There is an interesting idiosyncratic feature of aminoglycoside therapy here. Aminoglycosides killing is initially related to passive ionic binding of the drug to the bacterial lipopolysaccharide coats, but later it becomes more reliant on active uptake of the drug into the bacterial cell. Being exposed to aminoglycosides causes bacteria to down-regulate this uptake, and thus the first exposure to the drug increases the subsequent MIC. That first dose better be a big one; you are relying on the high peak of concentration to carry out the bulk of the genocide. Thereafter, resistant survivors will respond poorly. It is thought that once-daily dosing of aminoglycosides allows enough time for this effect to disspiate between doses.
Time and concentration dependent killing
This refers to antibiotics which rely on both time and concentration to kill bacteria - it is a property of those drugs which inhibit steps in DNA synthesis or replication, or other bacterial components which are crucial to cellular division.

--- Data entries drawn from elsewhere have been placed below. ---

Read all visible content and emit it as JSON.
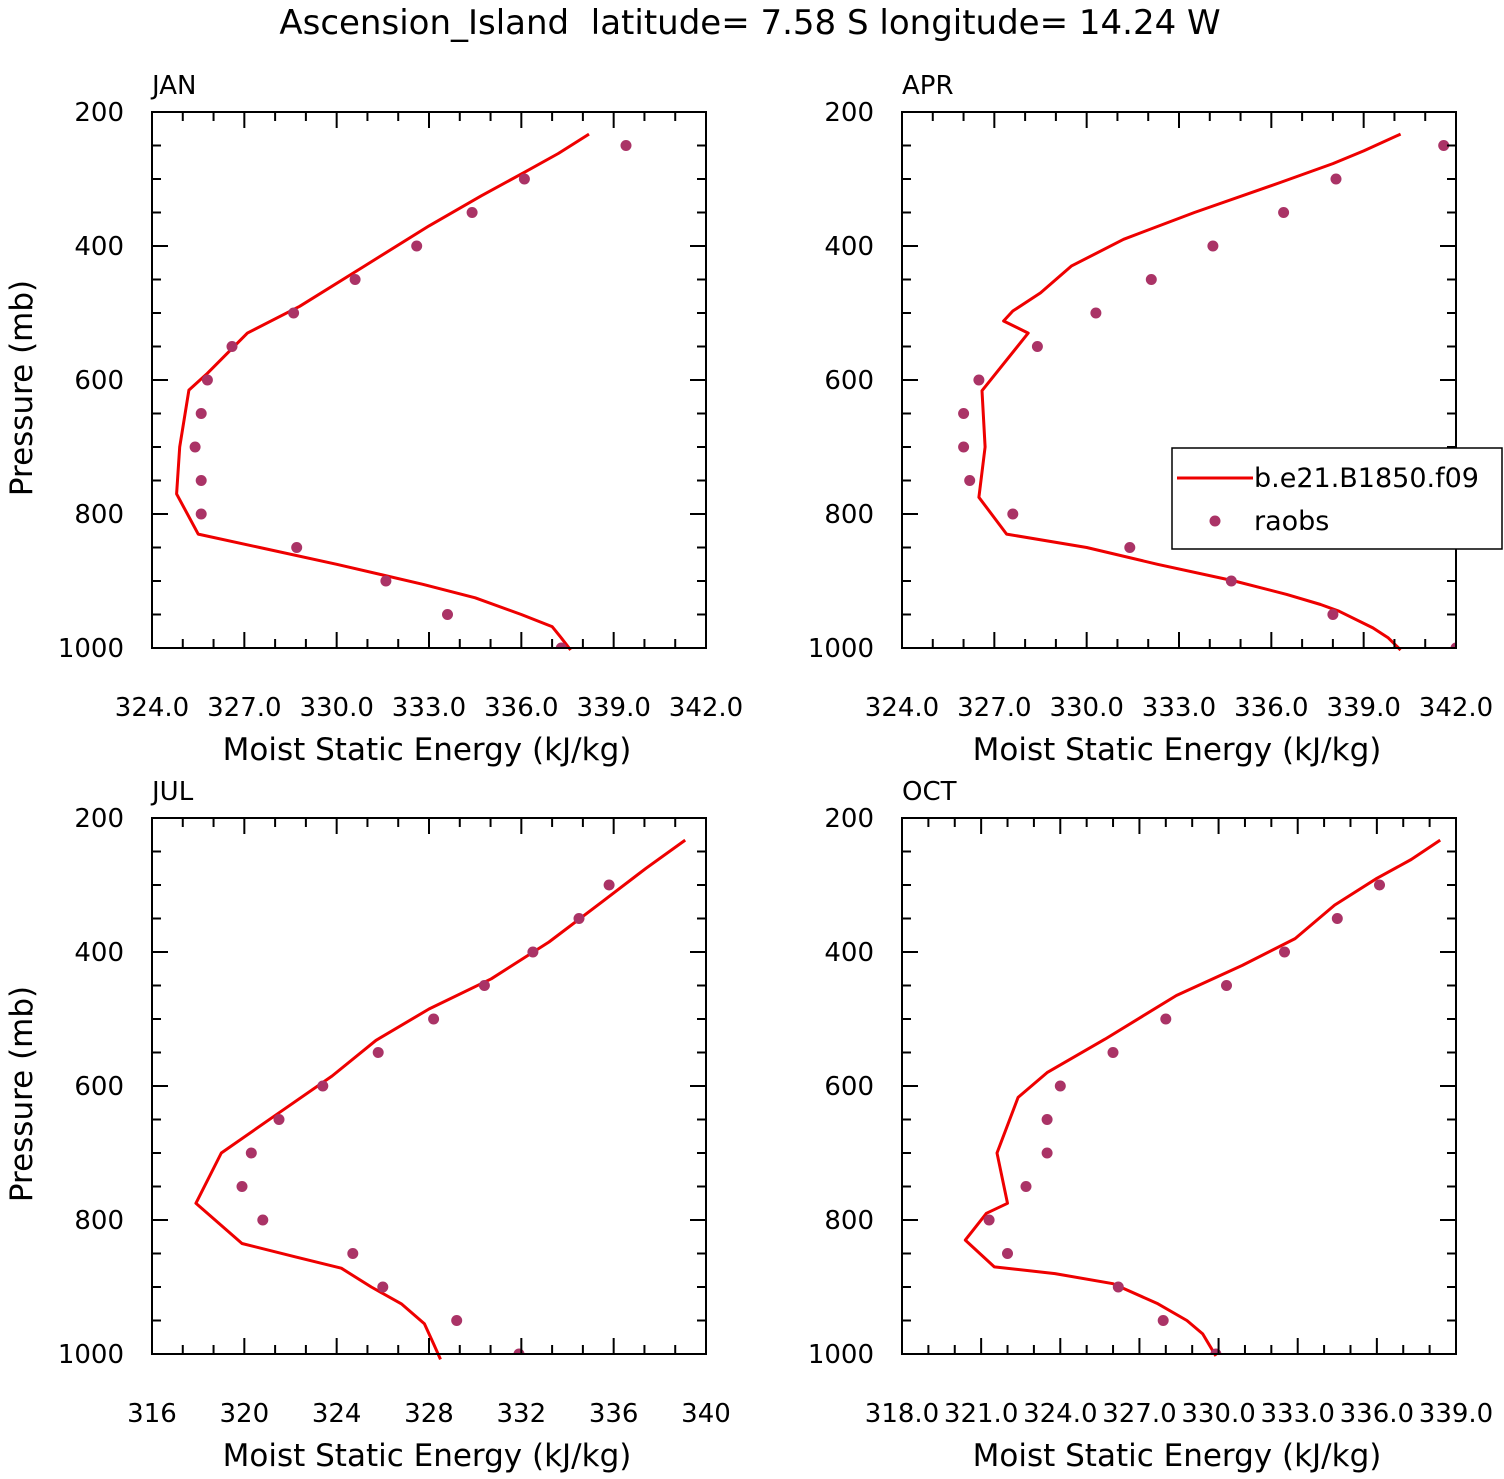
{
  "figure": {
    "title": "Ascension_Island  latitude= 7.58 S longitude= 14.24 W"
  },
  "legend": {
    "model_label": "b.e21.B1850.f09",
    "obs_label": "raobs",
    "line_color": "#ee0000",
    "dot_color": "#aa3366"
  },
  "chart_data": [
    {
      "type": "line",
      "panel": "JAN",
      "xlabel": "Moist Static Energy (kJ/kg)",
      "ylabel": "Pressure (mb)",
      "xlim": [
        324,
        342
      ],
      "ylim": [
        1000,
        200
      ],
      "xticks": [
        324,
        327,
        330,
        333,
        336,
        339,
        342
      ],
      "xtick_labels": [
        "324.0",
        "327.0",
        "330.0",
        "333.0",
        "336.0",
        "339.0",
        "342.0"
      ],
      "yticks": [
        200,
        400,
        600,
        800,
        1000
      ],
      "ytick_labels": [
        "200",
        "400",
        "600",
        "800",
        "1000"
      ],
      "series": [
        {
          "name": "b.e21.B1850.f09",
          "kind": "line",
          "points": [
            [
              338.2,
              233
            ],
            [
              337.2,
              262
            ],
            [
              336.1,
              290
            ],
            [
              334.7,
              325
            ],
            [
              333.0,
              370
            ],
            [
              330.9,
              430
            ],
            [
              328.8,
              490
            ],
            [
              327.1,
              530
            ],
            [
              325.8,
              590
            ],
            [
              325.2,
              615
            ],
            [
              324.9,
              700
            ],
            [
              324.8,
              770
            ],
            [
              325.5,
              830
            ],
            [
              327.5,
              850
            ],
            [
              330.0,
              875
            ],
            [
              332.8,
              905
            ],
            [
              334.5,
              925
            ],
            [
              336.0,
              950
            ],
            [
              337.0,
              968
            ],
            [
              337.3,
              985
            ],
            [
              337.6,
              1003
            ]
          ]
        },
        {
          "name": "raobs",
          "kind": "scatter",
          "points": [
            [
              339.4,
              250
            ],
            [
              336.1,
              300
            ],
            [
              334.4,
              350
            ],
            [
              332.6,
              400
            ],
            [
              330.6,
              450
            ],
            [
              328.6,
              500
            ],
            [
              326.6,
              550
            ],
            [
              325.8,
              600
            ],
            [
              325.6,
              650
            ],
            [
              325.4,
              700
            ],
            [
              325.6,
              750
            ],
            [
              325.6,
              800
            ],
            [
              328.7,
              850
            ],
            [
              331.6,
              900
            ],
            [
              333.6,
              950
            ],
            [
              337.3,
              1000
            ]
          ]
        }
      ]
    },
    {
      "type": "line",
      "panel": "APR",
      "xlabel": "Moist Static Energy (kJ/kg)",
      "ylabel": "",
      "xlim": [
        324,
        342
      ],
      "ylim": [
        1000,
        200
      ],
      "xticks": [
        324,
        327,
        330,
        333,
        336,
        339,
        342
      ],
      "xtick_labels": [
        "324.0",
        "327.0",
        "330.0",
        "333.0",
        "336.0",
        "339.0",
        "342.0"
      ],
      "yticks": [
        200,
        400,
        600,
        800,
        1000
      ],
      "ytick_labels": [
        "200",
        "400",
        "600",
        "800",
        "1000"
      ],
      "series": [
        {
          "name": "b.e21.B1850.f09",
          "kind": "line",
          "points": [
            [
              340.2,
              233
            ],
            [
              339.0,
              258
            ],
            [
              338.0,
              277
            ],
            [
              336.3,
              305
            ],
            [
              333.5,
              350
            ],
            [
              331.2,
              390
            ],
            [
              329.5,
              430
            ],
            [
              328.5,
              470
            ],
            [
              327.6,
              497
            ],
            [
              327.3,
              512
            ],
            [
              328.1,
              530
            ],
            [
              326.6,
              616
            ],
            [
              326.7,
              700
            ],
            [
              326.5,
              775
            ],
            [
              327.4,
              830
            ],
            [
              330.0,
              850
            ],
            [
              332.3,
              875
            ],
            [
              334.8,
              900
            ],
            [
              336.5,
              920
            ],
            [
              337.6,
              935
            ],
            [
              338.2,
              945
            ],
            [
              339.3,
              970
            ],
            [
              339.8,
              985
            ],
            [
              340.2,
              1003
            ]
          ]
        },
        {
          "name": "raobs",
          "kind": "scatter",
          "points": [
            [
              341.6,
              250
            ],
            [
              338.1,
              300
            ],
            [
              336.4,
              350
            ],
            [
              334.1,
              400
            ],
            [
              332.1,
              450
            ],
            [
              330.3,
              500
            ],
            [
              328.4,
              550
            ],
            [
              326.5,
              600
            ],
            [
              326.0,
              650
            ],
            [
              326.0,
              700
            ],
            [
              326.2,
              750
            ],
            [
              327.6,
              800
            ],
            [
              331.4,
              850
            ],
            [
              334.7,
              900
            ],
            [
              338.0,
              950
            ],
            [
              342.0,
              1000
            ]
          ]
        }
      ]
    },
    {
      "type": "line",
      "panel": "JUL",
      "xlabel": "Moist Static Energy (kJ/kg)",
      "ylabel": "Pressure (mb)",
      "xlim": [
        316,
        340
      ],
      "ylim": [
        1000,
        200
      ],
      "xticks": [
        316,
        320,
        324,
        328,
        332,
        336,
        340
      ],
      "xtick_labels": [
        "316",
        "320",
        "324",
        "328",
        "332",
        "336",
        "340"
      ],
      "yticks": [
        200,
        400,
        600,
        800,
        1000
      ],
      "ytick_labels": [
        "200",
        "400",
        "600",
        "800",
        "1000"
      ],
      "series": [
        {
          "name": "b.e21.B1850.f09",
          "kind": "line",
          "points": [
            [
              339.1,
              233
            ],
            [
              337.4,
              275
            ],
            [
              335.5,
              325
            ],
            [
              333.2,
              385
            ],
            [
              330.7,
              440
            ],
            [
              328.0,
              485
            ],
            [
              325.7,
              532
            ],
            [
              323.8,
              585
            ],
            [
              321.5,
              640
            ],
            [
              319.0,
              700
            ],
            [
              317.9,
              775
            ],
            [
              319.9,
              835
            ],
            [
              322.2,
              855
            ],
            [
              324.2,
              872
            ],
            [
              325.5,
              900
            ],
            [
              326.8,
              925
            ],
            [
              327.8,
              955
            ],
            [
              328.2,
              985
            ],
            [
              328.5,
              1008
            ]
          ]
        },
        {
          "name": "raobs",
          "kind": "scatter",
          "points": [
            [
              335.8,
              300
            ],
            [
              334.5,
              350
            ],
            [
              332.5,
              400
            ],
            [
              330.4,
              450
            ],
            [
              328.2,
              500
            ],
            [
              325.8,
              550
            ],
            [
              323.4,
              600
            ],
            [
              321.5,
              650
            ],
            [
              320.3,
              700
            ],
            [
              319.9,
              750
            ],
            [
              320.8,
              800
            ],
            [
              324.7,
              850
            ],
            [
              326.0,
              900
            ],
            [
              329.2,
              950
            ],
            [
              331.9,
              1000
            ]
          ]
        }
      ]
    },
    {
      "type": "line",
      "panel": "OCT",
      "xlabel": "Moist Static Energy (kJ/kg)",
      "ylabel": "",
      "xlim": [
        318,
        339
      ],
      "ylim": [
        1000,
        200
      ],
      "xticks": [
        318,
        321,
        324,
        327,
        330,
        333,
        336,
        339
      ],
      "xtick_labels": [
        "318.0",
        "321.0",
        "324.0",
        "327.0",
        "330.0",
        "333.0",
        "336.0",
        "339.0"
      ],
      "yticks": [
        200,
        400,
        600,
        800,
        1000
      ],
      "ytick_labels": [
        "200",
        "400",
        "600",
        "800",
        "1000"
      ],
      "series": [
        {
          "name": "b.e21.B1850.f09",
          "kind": "line",
          "points": [
            [
              338.4,
              233
            ],
            [
              337.3,
              262
            ],
            [
              336.0,
              290
            ],
            [
              334.4,
              330
            ],
            [
              332.9,
              380
            ],
            [
              330.9,
              420
            ],
            [
              328.4,
              465
            ],
            [
              325.7,
              530
            ],
            [
              323.5,
              580
            ],
            [
              322.4,
              617
            ],
            [
              321.6,
              700
            ],
            [
              322.0,
              775
            ],
            [
              321.2,
              790
            ],
            [
              320.4,
              830
            ],
            [
              321.5,
              870
            ],
            [
              323.8,
              880
            ],
            [
              326.0,
              895
            ],
            [
              327.7,
              925
            ],
            [
              328.8,
              950
            ],
            [
              329.4,
              970
            ],
            [
              329.7,
              990
            ],
            [
              329.9,
              1003
            ]
          ]
        },
        {
          "name": "raobs",
          "kind": "scatter",
          "points": [
            [
              336.1,
              300
            ],
            [
              334.5,
              350
            ],
            [
              332.5,
              400
            ],
            [
              330.3,
              450
            ],
            [
              328.0,
              500
            ],
            [
              326.0,
              550
            ],
            [
              324.0,
              600
            ],
            [
              323.5,
              650
            ],
            [
              323.5,
              700
            ],
            [
              322.7,
              750
            ],
            [
              321.3,
              800
            ],
            [
              322.0,
              850
            ],
            [
              326.2,
              900
            ],
            [
              327.9,
              950
            ],
            [
              329.9,
              1000
            ]
          ]
        }
      ]
    }
  ]
}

Time is important because the inhibited enzymes are most active during cell division, and one must spend some time immersed in the drug in order to catch a large enough proportion of the bacteria at the point of replication. Concentration is important because higher concentrations disable more of the target cell components.
Examples include fluoroquinolones, azithromycin, tetracyclines, glycopeptides like vancomycin and teicoplanin, tigecycline, quinupristin/dalfopristin. and to some extent linezolid.
For instance, fluoroquinolone concentrations in serum need to average about four times the MIC for each 24 hours to produce virtually 100% survival in a variety of experimental animal infections.